Kondisi tersebut digambarkan oleh A. Tarmizi sebagai potret ‘jurnalisme meja birokrasi’. Istilah ini ia sematkan kepada media yang lebih memprioritaskan kenyamanan akses ke lingkaran kekuasaan daripada konsistensi menyuarakan realitas kepada masyarakat luas.
“Pers itu lahir untuk mengawasi kekuasaan, bukan menjadi peserta rapat kekuasaan. Kalau wartawan sudah terlalu nyaman duduk di ruang birokrasi, jangan heran kalau kritiknya berubah jadi pujian berbayar dan berita berubah seperti selebaran humas,” katanya.
Ia pun menambahkan bahwa legalitas atau status keanggotaan dalam sebuah wadah profesi wartawan tidak bisa menjadi tolok ukur tunggal atas integritas seseorang di lapangan.
“Keanggotaan organisasi profesi bukan sertifikat kesucian moral.
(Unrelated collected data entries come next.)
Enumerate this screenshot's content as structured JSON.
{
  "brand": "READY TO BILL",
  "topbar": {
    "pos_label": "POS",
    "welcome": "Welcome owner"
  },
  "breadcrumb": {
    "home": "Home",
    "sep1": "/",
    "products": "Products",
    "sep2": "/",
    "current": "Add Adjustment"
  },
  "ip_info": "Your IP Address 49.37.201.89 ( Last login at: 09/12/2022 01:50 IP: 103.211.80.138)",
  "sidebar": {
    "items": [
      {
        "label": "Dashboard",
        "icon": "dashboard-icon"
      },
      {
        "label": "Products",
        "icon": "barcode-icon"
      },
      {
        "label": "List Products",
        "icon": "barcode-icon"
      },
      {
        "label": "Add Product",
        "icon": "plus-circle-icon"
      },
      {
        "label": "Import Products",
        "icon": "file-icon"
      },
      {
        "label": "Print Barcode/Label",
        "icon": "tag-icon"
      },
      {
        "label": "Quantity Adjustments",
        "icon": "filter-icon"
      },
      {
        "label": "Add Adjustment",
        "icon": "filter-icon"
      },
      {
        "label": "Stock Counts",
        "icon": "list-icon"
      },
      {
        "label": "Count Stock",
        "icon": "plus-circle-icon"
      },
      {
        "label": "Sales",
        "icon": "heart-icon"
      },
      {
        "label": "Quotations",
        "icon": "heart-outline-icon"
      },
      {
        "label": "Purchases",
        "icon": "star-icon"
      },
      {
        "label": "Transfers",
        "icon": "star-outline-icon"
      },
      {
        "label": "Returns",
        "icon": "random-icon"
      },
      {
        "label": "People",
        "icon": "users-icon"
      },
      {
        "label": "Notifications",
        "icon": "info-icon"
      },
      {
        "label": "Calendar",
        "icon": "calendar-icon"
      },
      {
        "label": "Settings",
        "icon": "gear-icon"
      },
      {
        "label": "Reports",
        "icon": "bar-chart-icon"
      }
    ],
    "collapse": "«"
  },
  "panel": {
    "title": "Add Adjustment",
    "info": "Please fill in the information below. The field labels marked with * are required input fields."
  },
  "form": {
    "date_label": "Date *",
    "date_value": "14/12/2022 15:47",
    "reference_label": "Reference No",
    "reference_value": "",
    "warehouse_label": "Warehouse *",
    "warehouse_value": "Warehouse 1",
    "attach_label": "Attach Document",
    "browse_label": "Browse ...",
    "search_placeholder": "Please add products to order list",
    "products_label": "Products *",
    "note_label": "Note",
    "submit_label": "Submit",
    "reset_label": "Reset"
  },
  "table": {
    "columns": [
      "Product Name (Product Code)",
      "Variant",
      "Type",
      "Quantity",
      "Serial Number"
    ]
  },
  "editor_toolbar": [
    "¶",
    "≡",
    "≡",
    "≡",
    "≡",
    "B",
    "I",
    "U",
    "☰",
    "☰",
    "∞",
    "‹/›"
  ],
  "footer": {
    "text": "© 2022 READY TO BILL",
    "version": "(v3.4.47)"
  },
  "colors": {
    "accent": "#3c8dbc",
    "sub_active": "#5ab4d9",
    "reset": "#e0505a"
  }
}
Independensi tidak lahir dari kartu anggota, tetapi dari keberanian menjaga jarak dengan kepentingan,” ujarnya.
Atas dasar dinamika tersebut, BPKP secara resmi mendesak PWI agar tidak bersikap tebang pilih dalam menegakkan keadilan etik. Aturan pelarangan tersebut dituntut untuk diperluas; tidak hanya menyasar wartawan di lingkaran ormas dan LSM, melainkan juga secara tegas mengharamkan keterlibatan wartawan dalam posisi struktural Pokja-Pokja strategis kepemerintahan.
Kritik pedas terhadap pudarnya idealisme pers nasional saat ini ditutup oleh Tarmizi dengan sebuah kalimat satir yang mendalam.
“Hari ini publik tidak kekurangan media. Yang langka adalah keberanian. Sebab sebagian pena sudah terlalu dekat dengan meja kekuasaan hingga lupa tinta pers seharusnya berpihak kepada kebenaran, bukan kenyamanan.”